"Sudah pagi, ya?"

"Mm-hm. Bangunlah dan mandi sana, aku akan siapkan sarapan."

"Kau sudah mandi?"

"Belum. Aku belum ke mana-mana dari tadi."

"Tapi kau sudah cantik."

Tidak boleh salting... tidak boleh salting... TIDAK BOLEH SALTING.

Lagipula, aku berantakan begini dibilang cantik? Oh, mungkin matanya masih buram karena baru bangun tidur.

"Pergi mandi sana. Lihat jam!"

Padahal, jam masih menunjukkan pukul setengah 7. Tapi untungnya dia tidak berkomentar lagi dan berjalan menuju kamar mandi. Namun saat aku hendak turun dari kasur, tepat di permukaan pintu, kulihat dia berhenti.

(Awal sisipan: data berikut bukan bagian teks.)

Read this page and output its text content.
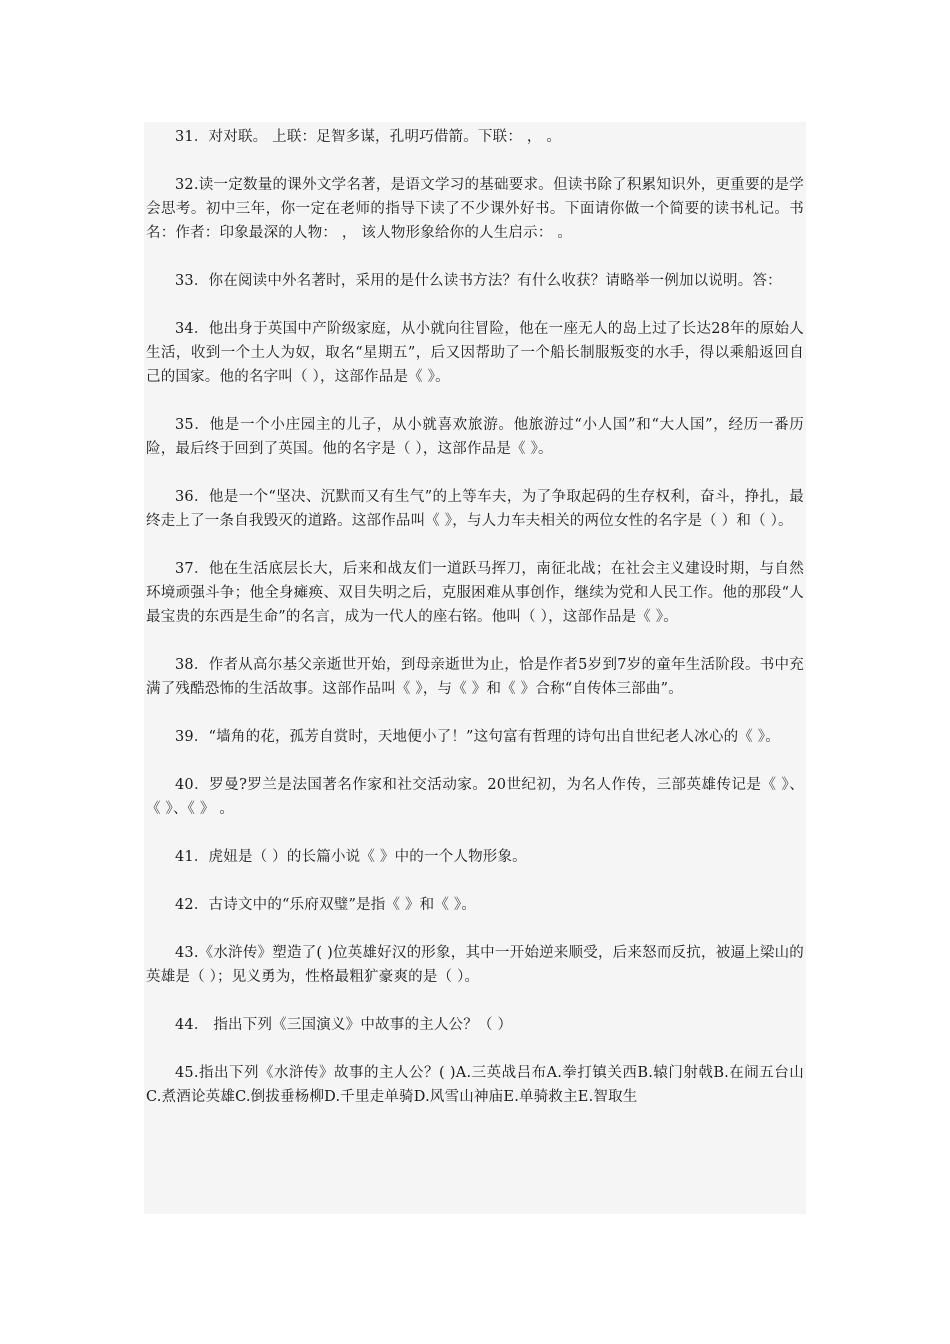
31．对对联。 上联：足智多谋，孔明巧借箭。下联： ， 。

32.读一定数量的课外文学名著，是语文学习的基础要求。但读书除了积累知识外，更重要的是学会思考。初中三年，你一定在老师的指导下读了不少课外好书。下面请你做一个简要的读书札记。书名：作者：印象最深的人物： ， 该人物形象给你的人生启示： 。

33．你在阅读中外名著时，采用的是什么读书方法？有什么收获？请略举一例加以说明。答：

34．他出身于英国中产阶级家庭，从小就向往冒险，他在一座无人的岛上过了长达28年的原始人生活，收到一个土人为奴，取名“星期五”，后又因帮助了一个船长制服叛变的水手，得以乘船返回自己的国家。他的名字叫（ ），这部作品是《 》。

35．他是一个小庄园主的儿子，从小就喜欢旅游。他旅游过“小人国”和“大人国”，经历一番历险，最后终于回到了英国。他的名字是（ ），这部作品是《 》。

36．他是一个“坚决、沉默而又有生气”的上等车夫，为了争取起码的生存权利，奋斗，挣扎，最终走上了一条自我毁灭的道路。这部作品叫《 》，与人力车夫相关的两位女性的名字是（ ）和（ ）。

37．他在生活底层长大，后来和战友们一道跃马挥刀，南征北战；在社会主义建设时期，与自然环境顽强斗争；他全身瘫痪、双目失明之后，克服困难从事创作，继续为党和人民工作。他的那段“人最宝贵的东西是生命”的名言，成为一代人的座右铭。他叫（ ），这部作品是《 》。

38．作者从高尔基父亲逝世开始，到母亲逝世为止，恰是作者5岁到7岁的童年生活阶段。书中充满了残酷恐怖的生活故事。这部作品叫《 》，与《 》和《 》合称“自传体三部曲”。

39．“墙角的花，孤芳自赏时，天地便小了！”这句富有哲理的诗句出自世纪老人冰心的《 》。

40．罗曼?罗兰是法国著名作家和社交活动家。20世纪初，为名人作传，三部英雄传记是《 》、 《 》、《 》 。

41．虎妞是（ ）的长篇小说《 》中的一个人物形象。

42．古诗文中的“乐府双璧”是指《 》和《 》。

43.《水浒传》塑造了( )位英雄好汉的形象，其中一开始逆来顺受，后来怒而反抗，被逼上梁山的英雄是（ ）；见义勇为，性格最粗犷豪爽的是（ ）。

44． 指出下列《三国演义》中故事的主人公？（ ）

45.指出下列《水浒传》故事的主人公？( )A.三英战吕布A.拳打镇关西B.辕门射戟B.在闹五台山C.煮酒论英雄C.倒拔垂杨柳D.千里走单骑D.风雪山神庙E.单骑救主E.智取生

"Kenapa?" tanyaku bingung.

Dia menoleh padaku. Tersirat kebahagiaan dalam wajahnya. "Terima kasih."

Aku tidak tahu dia berterima kasih untuk apa.

***

Seperti kekasih pada umumnya, kami jalan-jalan. Walau di luar sangat dingin, aku tetap semangat. Berjalan ringan sambil sesekali bersenandung kecil, sementara di sampingku, Han Seungri tak ubahnya patung karena diam saja.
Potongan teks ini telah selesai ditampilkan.